Textes

Marc Aurèle Pensées à moi-même

 

Accepter [1]

Livre IV

3. On va se chercher de lointaines retraites dans les champs, sur le bord de la mer, dans les montagnes ; et toi-même aussi tu ne laisses pas que de satisfaire volontiers les mêmes désirs. Mais que tout ce soin est singulier, puisque tu peux toujours, quand tu le veux, à ton heure, trouver un asile en toi-même ! Nulle part, en effet, l'homme ne peut goûter une retraite plus sereine ni moins troublée que celle qu'il porte au dedans de son âme, surtout quand on rencontre en soi ces ressources sur lesquelles il suffit de s'appuyer un instant, pour qu'aussitôt on se sente dans la parfaite quiétude. Et par la « quiétude », je n'entends pas autre chose qu'une entière soumission à la règle et à la loi. [...]
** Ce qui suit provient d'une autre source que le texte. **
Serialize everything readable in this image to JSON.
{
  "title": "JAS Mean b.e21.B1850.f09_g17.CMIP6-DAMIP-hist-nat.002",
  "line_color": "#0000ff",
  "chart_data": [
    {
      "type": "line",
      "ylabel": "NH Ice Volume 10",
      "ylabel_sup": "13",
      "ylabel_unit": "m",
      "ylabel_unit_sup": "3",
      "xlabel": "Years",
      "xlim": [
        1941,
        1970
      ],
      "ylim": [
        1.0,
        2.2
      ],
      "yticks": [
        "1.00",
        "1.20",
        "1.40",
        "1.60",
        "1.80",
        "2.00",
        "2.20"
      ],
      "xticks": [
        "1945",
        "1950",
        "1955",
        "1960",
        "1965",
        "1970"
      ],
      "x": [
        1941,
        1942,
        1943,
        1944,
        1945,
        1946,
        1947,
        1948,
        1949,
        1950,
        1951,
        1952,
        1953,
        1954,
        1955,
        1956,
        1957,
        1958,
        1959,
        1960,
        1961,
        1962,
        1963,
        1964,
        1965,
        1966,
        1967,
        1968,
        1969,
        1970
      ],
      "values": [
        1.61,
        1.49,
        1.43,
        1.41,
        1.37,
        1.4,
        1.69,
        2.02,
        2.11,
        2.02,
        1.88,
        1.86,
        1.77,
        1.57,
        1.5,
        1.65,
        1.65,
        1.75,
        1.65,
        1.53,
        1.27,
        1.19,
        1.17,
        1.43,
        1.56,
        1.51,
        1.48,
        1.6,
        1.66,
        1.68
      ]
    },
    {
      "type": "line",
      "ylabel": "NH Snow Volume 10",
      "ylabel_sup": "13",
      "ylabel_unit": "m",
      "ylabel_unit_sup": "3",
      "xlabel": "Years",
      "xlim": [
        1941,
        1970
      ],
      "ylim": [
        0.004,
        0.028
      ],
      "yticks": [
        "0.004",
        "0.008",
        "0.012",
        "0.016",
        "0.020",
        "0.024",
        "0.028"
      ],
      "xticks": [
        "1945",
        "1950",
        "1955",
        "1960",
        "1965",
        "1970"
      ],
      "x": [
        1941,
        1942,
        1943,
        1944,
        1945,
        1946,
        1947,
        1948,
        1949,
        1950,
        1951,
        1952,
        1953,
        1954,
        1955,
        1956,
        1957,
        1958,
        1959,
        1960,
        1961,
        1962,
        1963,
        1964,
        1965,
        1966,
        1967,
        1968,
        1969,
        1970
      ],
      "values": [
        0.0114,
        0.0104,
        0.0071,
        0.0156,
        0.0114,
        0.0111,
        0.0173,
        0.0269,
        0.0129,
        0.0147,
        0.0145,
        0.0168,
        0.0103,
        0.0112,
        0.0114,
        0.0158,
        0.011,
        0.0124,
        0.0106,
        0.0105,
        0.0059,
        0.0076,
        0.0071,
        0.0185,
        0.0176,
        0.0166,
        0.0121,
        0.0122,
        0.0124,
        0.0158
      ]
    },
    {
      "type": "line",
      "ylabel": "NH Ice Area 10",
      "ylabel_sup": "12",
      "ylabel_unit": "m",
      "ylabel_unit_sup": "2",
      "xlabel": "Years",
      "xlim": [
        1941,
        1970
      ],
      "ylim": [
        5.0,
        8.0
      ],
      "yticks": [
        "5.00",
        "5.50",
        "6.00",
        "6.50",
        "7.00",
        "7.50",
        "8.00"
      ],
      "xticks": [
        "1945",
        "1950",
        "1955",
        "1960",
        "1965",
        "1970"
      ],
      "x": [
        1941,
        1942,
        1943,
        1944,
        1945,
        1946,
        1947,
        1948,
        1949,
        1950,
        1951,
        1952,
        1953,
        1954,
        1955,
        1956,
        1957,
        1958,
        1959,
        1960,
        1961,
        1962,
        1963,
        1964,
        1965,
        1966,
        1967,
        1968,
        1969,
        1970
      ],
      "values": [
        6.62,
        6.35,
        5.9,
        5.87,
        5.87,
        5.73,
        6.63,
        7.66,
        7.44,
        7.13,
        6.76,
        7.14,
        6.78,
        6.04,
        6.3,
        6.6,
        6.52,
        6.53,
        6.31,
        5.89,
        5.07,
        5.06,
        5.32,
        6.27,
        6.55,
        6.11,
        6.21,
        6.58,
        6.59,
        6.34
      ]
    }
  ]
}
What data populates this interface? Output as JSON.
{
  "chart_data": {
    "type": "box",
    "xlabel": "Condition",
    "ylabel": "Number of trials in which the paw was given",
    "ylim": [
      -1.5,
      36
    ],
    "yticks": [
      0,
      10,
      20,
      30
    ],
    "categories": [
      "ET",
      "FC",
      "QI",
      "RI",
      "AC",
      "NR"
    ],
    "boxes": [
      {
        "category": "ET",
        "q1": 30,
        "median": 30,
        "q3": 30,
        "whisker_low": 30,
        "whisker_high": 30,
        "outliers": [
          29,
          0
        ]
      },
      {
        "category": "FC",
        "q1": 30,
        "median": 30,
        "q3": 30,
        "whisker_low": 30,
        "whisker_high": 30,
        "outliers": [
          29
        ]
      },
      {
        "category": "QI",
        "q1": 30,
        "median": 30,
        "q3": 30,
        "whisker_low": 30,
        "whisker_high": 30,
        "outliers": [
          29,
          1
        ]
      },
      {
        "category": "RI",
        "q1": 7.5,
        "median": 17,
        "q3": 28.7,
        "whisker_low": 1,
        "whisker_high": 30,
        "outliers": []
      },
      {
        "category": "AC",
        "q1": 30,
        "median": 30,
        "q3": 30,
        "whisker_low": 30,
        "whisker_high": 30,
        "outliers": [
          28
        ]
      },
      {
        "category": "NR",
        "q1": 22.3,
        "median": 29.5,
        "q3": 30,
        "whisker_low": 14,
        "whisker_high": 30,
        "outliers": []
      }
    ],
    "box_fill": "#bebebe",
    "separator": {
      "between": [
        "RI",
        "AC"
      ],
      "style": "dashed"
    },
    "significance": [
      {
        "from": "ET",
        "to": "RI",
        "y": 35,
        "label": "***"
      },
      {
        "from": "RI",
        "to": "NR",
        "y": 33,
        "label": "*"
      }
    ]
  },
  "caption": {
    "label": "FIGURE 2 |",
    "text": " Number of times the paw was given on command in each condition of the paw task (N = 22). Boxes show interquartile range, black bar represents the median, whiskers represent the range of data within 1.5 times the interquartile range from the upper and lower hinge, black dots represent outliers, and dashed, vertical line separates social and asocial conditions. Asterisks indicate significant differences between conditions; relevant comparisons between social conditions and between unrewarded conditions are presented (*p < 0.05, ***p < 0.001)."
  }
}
23. Ô monde, tout me convient de ce qui peut convenir à ton harmonie ; rien n'est pour moi prématuré ni tardif de ce qui, pour toi, vient à son temps. Tout est fruit pour moi, ô nature, de ce que produisent les saisons fixées par toi. Tout vient de toi, tout vit en toi, tout retourne en toi. Dans la tragédie, un personnage s'écrie : « Ô douce cité de Cécrops ! » Et toi, ne t'écrierais-tu pas : « Ô douce cité de Jupiter ! »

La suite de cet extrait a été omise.